Nur wenige Asylbewerber suchen direkt die ÖSHZ auf,
die zu diesem Zeitpunkt nur eine finanzielle Hilfe gewähren,
wenn der Antrag für zulässig erklärt wurde.
Die offiziellen Instanzen können den gewaltigen Rückstand
bei den Asylantrag-Dossiers mit und mit abarbeiten.
1998: Die Kosovo-Krise lässt die Zahlen in die Höhe
schnellen.
45.000 Anfragen von
Asylanten erreichen uns im Jahr 1999 (absoluter Rekord)
Die Aufnahmezentren können dem Ansturm nicht gerecht
werden und viele Asylbewerber werden wieder direkt an die
ÖSHZ verwiesen.
Die Überbelegung der Aufnahmezentren regt zur Suche
neuer Lösungen an. Man ermuntert die öffentlichen
Sozialhilfezentren zur Einrichtung lokaler Aufnahmewohnungen
auf dem Gebiet ihrer Gemeinde, die den Bewohnern anstatt
finanzieller Hilfe eine materielle Unterstützung anbieten.
2000: Im Januar 2001 beschließt die damalige
Regierung, den Empfang der Asylbewerber in zwei Phasen zu
vollziehen: eine materielle Unterstützung nur während
der Phase der Prüfung der Zulässigkeit der Anfrage,
eine finanzielle Hilfe während der grundsätzlichen
Überprüfung.
Ziel war es, die Anfragen von Asylbewerbern abzuwenden,
die lediglich eine finanzielle Unterstützung anvisierten.
Aufgrund dieser Maßnahmen sanken die Anfragen von
Asylbewerbern stetig in den letzten Jahren.

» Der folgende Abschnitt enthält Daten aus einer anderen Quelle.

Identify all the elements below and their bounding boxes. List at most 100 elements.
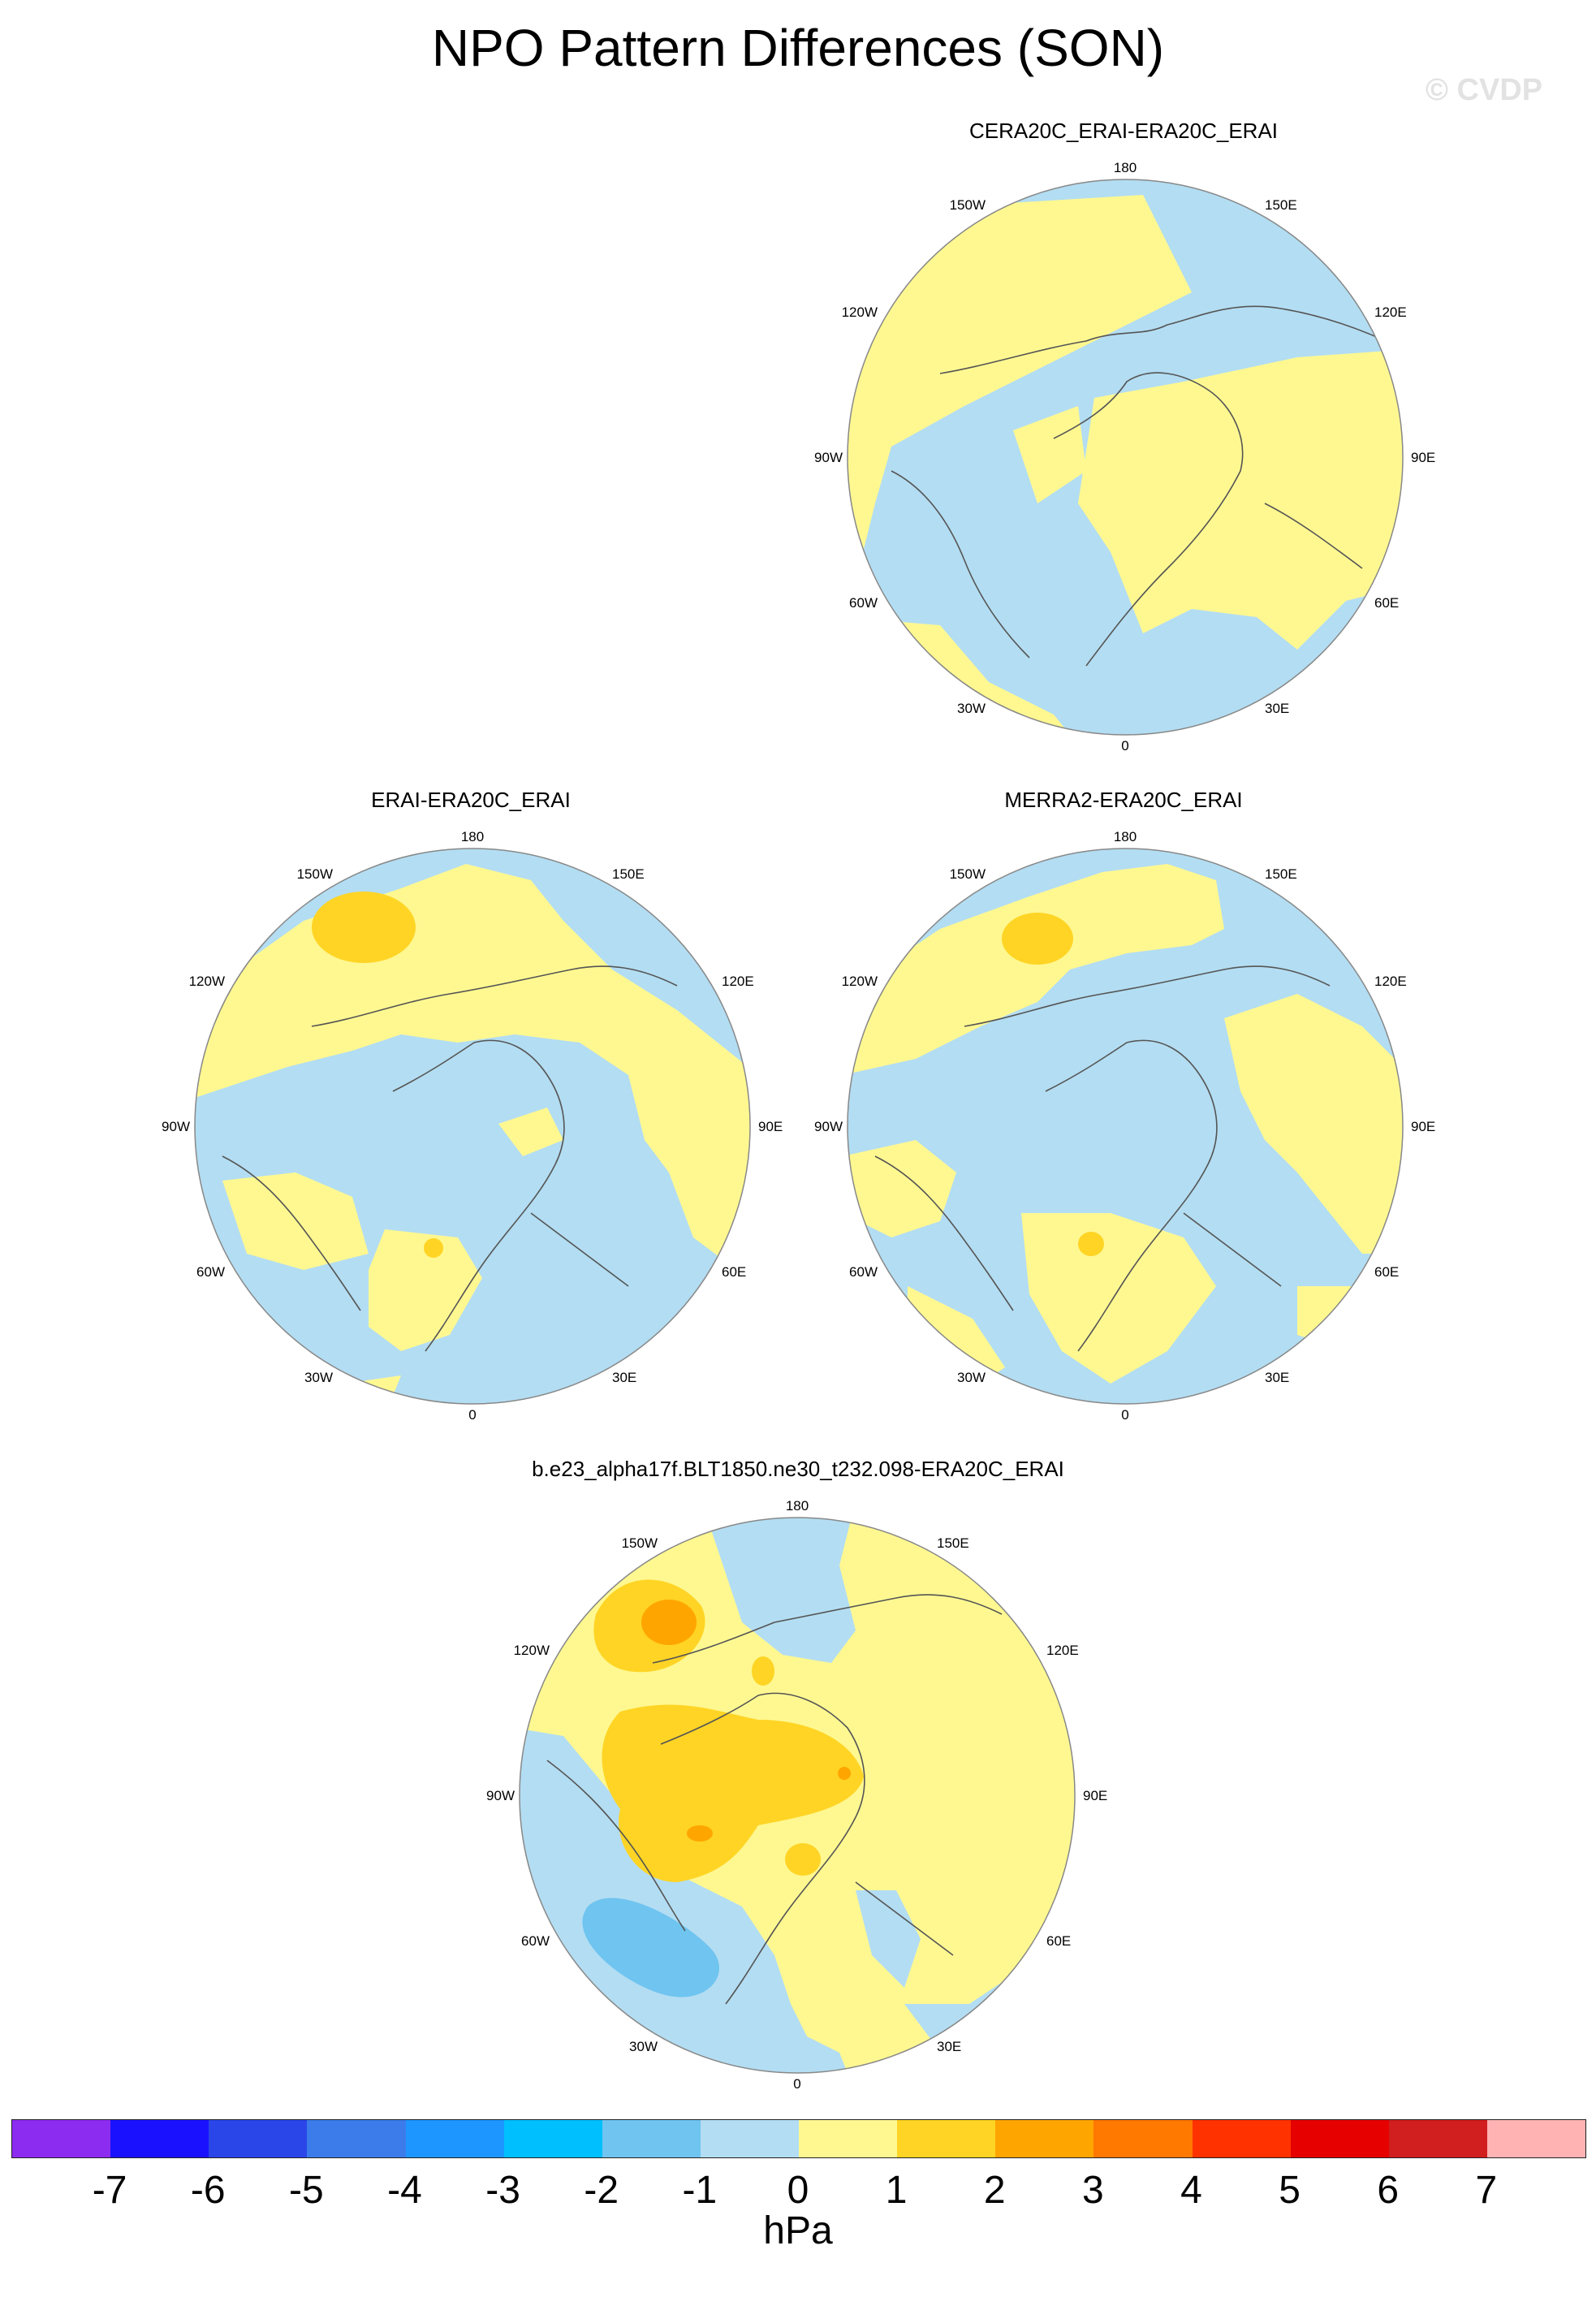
panel-title-cesm: b.e23_alpha17f.BLT1850.ne30_t232.098-ERA… [532,1457,1064,1481]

2002: Die Föderale Agentur für den Empfang
von Asylbewerbern, FEDASIL, nimmt ihre Arbeit im Mai auf.
Sie wacht über den Empfang der Asylanten und organisiert
deren geeignete Begleitung. Sie koordiniert die Gesamtheit
der zur Verfügung stehenden Unterkünfte in Belgien,
sei es in den föderalen Aufnahmezentren oder in denen
des Roten Kreuzes, oder aber in den lokalen Aufnahmestrukturen.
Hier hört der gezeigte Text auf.